Source: THE HISTORY OF CLINTON AND FRANKLIN COUNTIES, NY 1880

Page: 157

Item: THE COLD SEASON OF 1816


"There was great distress throughout the county of Clinton during the winter of 1816-17. Mr. Peter SAILLY, in a letter to the Secretary of the Treasury, under date of Jan. 24, 1817, says, "A large portion of the inhabitants are much distressed for want of bread, whilst the poorer and laboring class are absolutely destitute of means of obtaining it at the high price it sells for." The column of the REPUBLICAN bear evidence to the severity of the season. The summer was unusually cold and backward. On Thursday, the 6th day of June, the atmosphere at Plattsburgh was filled with particles of snow, and it was uncomfortable out of doors without a great-coat. In Vermont, the weather was still more severe. On Thursday "the snow fell rapidly, but melted as it fell. Much snow fell on Friday night, and on Saturday in the forenoon in many places. In Williston it was twenty, and in Cabot eighteen, inches deep. The ground at Montpelier was generally covered during the whole of yesterday (June 8th), and the mountains, as far as can be seen, are yet completely white." [Letter published in REPUBLICAN of July 13th, dated Waterbury, Vt, June 9th.] This cold weather was succeeded by an uncommon drought. No rain fell during the months of August and September. The earth became parched, and, in clay soils, opened in large cracks; swamps were dried up, wells and brooks failed to furnish water, and the rivers became so low that the mills could not grind sufficient to answer the wants of the inhabitants. Wheat was brought to the mills of Messrs. SMITH and PLATT, in this village, to be ground, by farmers residing as far north as Lacadie, in Canada. Fires also raged throughout the county, burning up large quantities of timber, and frequently destroying pastures and meadow lands. No rain of an consequence fell until after the 10th of October. "The atmosphere," say the REPUBLICAN of October 5th, "has been so filled with smoke, arising from the fires in every direction, that even in this village, for three or four days the first of the present week, it would be difficult in the morning to distinguish a man at the distance of fifty rods.""

P.S. History attributes the above to the eruption of a volcano in Indonesia.

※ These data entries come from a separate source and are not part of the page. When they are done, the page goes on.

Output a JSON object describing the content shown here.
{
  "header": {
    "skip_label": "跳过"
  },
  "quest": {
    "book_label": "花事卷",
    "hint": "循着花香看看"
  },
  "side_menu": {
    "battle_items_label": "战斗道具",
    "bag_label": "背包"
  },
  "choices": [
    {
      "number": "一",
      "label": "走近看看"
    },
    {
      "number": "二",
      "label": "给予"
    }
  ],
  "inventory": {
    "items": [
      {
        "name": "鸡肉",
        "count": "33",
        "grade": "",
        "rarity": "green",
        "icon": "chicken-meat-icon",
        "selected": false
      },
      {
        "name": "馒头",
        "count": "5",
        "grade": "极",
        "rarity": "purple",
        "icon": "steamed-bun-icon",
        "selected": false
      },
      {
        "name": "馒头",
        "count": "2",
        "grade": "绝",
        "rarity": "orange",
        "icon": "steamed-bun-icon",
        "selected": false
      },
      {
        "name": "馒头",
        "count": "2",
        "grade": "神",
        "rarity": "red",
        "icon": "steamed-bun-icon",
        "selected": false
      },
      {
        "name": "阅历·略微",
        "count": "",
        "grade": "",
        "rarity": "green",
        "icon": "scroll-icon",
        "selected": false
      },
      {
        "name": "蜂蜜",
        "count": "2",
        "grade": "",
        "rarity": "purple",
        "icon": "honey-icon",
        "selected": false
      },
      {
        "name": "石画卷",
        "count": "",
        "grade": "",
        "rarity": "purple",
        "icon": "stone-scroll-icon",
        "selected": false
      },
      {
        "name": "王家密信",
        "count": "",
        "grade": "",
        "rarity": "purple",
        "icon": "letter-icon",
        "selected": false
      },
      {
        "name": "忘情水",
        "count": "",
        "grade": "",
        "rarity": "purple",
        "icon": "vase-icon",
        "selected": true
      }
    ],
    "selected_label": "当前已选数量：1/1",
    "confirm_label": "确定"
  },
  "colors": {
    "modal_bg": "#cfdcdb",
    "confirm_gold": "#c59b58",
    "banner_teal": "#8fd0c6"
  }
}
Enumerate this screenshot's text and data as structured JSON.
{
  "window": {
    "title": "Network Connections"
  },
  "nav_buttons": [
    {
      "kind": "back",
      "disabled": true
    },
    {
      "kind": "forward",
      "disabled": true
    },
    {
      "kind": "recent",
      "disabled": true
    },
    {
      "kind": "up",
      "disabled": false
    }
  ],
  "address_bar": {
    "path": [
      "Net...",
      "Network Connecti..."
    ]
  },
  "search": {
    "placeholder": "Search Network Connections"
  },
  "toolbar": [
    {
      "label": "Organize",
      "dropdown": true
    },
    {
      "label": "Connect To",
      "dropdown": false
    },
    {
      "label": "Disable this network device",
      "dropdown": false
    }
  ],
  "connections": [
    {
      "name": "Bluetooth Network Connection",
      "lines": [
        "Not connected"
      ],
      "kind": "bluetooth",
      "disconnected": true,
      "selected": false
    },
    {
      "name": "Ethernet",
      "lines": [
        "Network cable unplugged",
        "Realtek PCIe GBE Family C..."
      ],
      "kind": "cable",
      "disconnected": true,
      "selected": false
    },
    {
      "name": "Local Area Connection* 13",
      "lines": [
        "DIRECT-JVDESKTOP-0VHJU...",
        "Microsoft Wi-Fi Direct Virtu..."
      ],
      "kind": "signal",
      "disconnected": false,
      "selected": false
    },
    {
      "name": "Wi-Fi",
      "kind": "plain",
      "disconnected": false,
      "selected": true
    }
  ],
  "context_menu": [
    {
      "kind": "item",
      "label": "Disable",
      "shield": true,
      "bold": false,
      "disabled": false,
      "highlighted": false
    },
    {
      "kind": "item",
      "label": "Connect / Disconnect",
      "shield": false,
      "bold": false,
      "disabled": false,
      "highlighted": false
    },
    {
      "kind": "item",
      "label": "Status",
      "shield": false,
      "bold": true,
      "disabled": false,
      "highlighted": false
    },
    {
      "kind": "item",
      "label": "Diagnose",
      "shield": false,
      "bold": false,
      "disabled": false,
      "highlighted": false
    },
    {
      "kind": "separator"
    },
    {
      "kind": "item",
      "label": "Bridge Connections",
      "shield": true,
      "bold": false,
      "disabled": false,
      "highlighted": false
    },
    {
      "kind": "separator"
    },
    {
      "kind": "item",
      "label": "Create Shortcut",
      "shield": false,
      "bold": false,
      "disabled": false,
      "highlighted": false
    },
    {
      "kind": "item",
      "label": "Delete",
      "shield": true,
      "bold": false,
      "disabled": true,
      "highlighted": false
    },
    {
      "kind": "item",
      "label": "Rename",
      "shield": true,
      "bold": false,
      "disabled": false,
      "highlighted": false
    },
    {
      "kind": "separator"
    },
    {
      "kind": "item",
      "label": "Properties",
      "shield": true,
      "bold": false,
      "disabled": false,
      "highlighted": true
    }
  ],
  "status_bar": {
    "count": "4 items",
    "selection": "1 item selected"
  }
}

Historical evidence supports the premise that volcanic eruptions cool the earth. Between 1812 and 1817 there were three major volcanic eruptions. Soufrier on St. Vincent Island erupted in 1812; Mayon in the Philippines in 1812; Tambora in Sumbawa Indonesia in April 1815. Tambora was by far the largest and preceded the disastrous famines of 1816-1817. These abnormal cool temperatures of 1816-1817 were accompanied by wetter than normal weather in many areas.

Debris from Mt. Tambora (8°S latitude, 118°E longitude) took one year to spread globally. The following year is known as the year without a summer. While extensive meteorological observations did not exist at this time, people's diaries and weather journals documented the cold weather of the summer of 1816. In New England snow fell in June and frost occurred in July and August. Late frost killed a large number of crops; however, the entire summer was not below freezing. Indeed, on June 5, the day before the snowfall, the temperatures in Vermont were in the low 30's°C (upper 80's°F)! After the early June cold spell in New England, farmers, hoping for a good crop, replanted their crops as temperatures returned to normal. Another cold spell hit in early July bringing freezing temperatures to the area. Harvests were bad that year and resulted in severe food shortages in parts of New England. The poor harvest had an economic impact throughout the United States. The price of a bushel of corn in Philadelphia in May 1817 was double the price it was in April 1816.